15 Jul 10 ways to write smarter
We all benefit from being more time effective and cost efficient. Here are ten tips on how to make your writing day run smoother.
- Know what you are going to write before you sit at your desk. If you’re working on a novel this can mean finishing halfway through a scene so you know instantly where to pick up from the day before.
- Listen to your biorhythms. If you write better first thing then no emails before you’ve done your 1000 words. Don’t start something new in the groggy mid-afternoon period, do research instead.
- Have regular breaks. Research shows that sitting is the new smoking – our sedentary lifestyle is literally killing us. Try the pomodoro technique. Answer phone calls standing up. Have a proper lunchbreak.
- Make priority lists to plan your day if you’ve got so much to do and don’t know where to start.
- Prefer mindmaps?

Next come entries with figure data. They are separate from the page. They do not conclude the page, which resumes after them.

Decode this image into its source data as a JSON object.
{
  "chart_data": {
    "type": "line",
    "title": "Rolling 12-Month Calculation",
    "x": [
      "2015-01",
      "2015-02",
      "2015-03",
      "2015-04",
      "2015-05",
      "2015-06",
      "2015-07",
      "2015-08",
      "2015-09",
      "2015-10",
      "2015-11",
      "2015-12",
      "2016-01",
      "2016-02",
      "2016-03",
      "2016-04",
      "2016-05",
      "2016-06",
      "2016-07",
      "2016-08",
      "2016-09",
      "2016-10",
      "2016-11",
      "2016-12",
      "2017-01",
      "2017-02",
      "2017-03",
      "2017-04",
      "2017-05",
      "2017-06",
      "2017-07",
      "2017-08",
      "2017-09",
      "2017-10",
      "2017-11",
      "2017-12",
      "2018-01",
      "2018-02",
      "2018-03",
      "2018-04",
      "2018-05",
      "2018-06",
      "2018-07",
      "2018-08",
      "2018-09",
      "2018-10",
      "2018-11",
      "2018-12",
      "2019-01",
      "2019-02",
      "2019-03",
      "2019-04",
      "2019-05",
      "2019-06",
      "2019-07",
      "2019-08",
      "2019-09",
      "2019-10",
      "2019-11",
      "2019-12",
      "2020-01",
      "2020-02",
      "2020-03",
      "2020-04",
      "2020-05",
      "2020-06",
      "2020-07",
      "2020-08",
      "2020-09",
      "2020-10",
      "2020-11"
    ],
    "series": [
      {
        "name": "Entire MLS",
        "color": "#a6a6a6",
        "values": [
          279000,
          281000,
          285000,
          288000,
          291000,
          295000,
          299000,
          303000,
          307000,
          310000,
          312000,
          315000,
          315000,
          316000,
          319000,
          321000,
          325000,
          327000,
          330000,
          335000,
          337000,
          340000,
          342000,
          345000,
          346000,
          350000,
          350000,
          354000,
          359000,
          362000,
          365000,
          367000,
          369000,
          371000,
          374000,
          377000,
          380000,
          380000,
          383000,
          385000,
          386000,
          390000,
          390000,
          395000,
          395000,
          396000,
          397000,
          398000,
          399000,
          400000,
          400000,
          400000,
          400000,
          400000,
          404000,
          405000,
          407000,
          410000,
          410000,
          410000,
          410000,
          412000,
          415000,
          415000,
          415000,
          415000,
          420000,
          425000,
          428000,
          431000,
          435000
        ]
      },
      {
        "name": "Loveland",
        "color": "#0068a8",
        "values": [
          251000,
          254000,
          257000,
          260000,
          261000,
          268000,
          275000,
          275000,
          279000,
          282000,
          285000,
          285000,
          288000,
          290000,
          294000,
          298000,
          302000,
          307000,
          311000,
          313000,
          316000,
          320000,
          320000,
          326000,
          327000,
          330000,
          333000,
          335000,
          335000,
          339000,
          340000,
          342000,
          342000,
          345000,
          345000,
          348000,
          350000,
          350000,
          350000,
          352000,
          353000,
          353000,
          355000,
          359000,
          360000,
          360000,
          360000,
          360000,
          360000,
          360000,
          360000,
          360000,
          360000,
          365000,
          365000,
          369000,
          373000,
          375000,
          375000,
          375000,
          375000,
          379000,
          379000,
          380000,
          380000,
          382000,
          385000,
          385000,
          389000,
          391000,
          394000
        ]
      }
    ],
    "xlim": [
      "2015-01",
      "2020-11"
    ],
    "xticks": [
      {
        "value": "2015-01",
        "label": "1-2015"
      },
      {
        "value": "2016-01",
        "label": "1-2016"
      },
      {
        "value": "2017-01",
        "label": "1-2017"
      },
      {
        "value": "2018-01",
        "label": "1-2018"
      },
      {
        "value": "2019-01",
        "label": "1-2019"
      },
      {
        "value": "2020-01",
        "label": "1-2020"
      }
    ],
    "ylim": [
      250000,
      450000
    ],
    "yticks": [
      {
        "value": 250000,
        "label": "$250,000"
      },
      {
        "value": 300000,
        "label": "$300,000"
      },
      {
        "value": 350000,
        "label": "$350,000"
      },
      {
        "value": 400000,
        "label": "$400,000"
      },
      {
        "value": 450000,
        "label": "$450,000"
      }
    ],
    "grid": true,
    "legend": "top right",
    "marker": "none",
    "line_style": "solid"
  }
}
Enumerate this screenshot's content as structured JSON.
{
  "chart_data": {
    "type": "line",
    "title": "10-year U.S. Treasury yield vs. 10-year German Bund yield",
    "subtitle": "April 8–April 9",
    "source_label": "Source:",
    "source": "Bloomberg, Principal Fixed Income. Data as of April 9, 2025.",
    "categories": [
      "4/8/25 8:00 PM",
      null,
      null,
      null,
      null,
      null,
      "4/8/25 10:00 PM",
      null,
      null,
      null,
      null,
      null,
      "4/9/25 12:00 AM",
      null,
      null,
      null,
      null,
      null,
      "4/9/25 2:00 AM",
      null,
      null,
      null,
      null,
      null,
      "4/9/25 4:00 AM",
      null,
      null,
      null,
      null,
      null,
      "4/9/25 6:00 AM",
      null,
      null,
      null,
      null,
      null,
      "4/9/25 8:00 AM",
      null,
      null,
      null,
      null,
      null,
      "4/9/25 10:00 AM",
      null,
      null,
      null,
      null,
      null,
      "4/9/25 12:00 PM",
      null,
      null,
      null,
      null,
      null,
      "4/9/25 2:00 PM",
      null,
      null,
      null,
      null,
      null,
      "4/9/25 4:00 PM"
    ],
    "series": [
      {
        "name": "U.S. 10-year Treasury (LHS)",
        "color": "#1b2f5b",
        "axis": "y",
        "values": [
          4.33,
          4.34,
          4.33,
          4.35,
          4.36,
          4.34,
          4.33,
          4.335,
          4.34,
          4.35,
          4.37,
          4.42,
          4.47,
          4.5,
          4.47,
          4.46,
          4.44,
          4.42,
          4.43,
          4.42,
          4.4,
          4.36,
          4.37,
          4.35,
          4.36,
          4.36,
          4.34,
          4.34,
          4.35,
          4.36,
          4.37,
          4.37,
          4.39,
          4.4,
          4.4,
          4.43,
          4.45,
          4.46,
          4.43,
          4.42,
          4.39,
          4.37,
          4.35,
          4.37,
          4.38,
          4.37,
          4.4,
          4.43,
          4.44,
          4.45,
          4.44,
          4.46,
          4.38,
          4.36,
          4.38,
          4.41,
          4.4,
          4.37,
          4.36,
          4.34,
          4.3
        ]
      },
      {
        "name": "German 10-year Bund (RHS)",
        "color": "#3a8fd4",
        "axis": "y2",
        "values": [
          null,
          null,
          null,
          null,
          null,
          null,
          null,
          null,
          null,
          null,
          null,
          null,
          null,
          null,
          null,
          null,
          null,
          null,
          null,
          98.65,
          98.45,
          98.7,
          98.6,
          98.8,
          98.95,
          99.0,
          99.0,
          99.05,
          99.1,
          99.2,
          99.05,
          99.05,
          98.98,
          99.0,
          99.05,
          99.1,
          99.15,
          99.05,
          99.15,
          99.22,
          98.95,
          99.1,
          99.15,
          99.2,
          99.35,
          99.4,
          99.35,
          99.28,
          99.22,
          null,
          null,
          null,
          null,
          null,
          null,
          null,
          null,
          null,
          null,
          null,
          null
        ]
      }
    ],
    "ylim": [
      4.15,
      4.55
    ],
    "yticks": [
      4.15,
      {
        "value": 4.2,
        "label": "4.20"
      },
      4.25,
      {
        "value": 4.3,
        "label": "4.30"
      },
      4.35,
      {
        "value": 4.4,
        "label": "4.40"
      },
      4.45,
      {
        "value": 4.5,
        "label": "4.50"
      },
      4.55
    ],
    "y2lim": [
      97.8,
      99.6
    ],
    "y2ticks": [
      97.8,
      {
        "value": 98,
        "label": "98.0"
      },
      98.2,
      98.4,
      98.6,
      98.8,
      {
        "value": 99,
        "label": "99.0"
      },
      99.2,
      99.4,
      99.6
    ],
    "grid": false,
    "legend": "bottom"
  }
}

Write them out with coloured pens or use one of the many software programs like Novamind.
- Get to grips with Scrivener for big writing projects. I know I’ve said it before – that’s because it works. It will save you time sifting through Word documents trying to find that one para you know you’ve written.
- Give yourself personal deadlines – very helpful if you’re working on a book. If necessary do a spreadsheet with dates on when you will finish sections/chapters by.
- Clean your desk. It makes a difference to how you feel when you sit down. You’ll find things you’ve forgotten that might be useful.
- Meet up with fellow writers once a month to swap ideas, to read each other’s work, to have a moan, to inspire each other.
- Avoid social media when you are writing. No Facebook, no Twitter, none of it. Make use of the ‘focus’ option in Microsoft Word: View > Focus (Scrivener has a similar tool) which blacks out everything else on your desktop. Then dedicate a particular time of day to virtual connectivity – perhaps during the 3pm blues over a cuppa.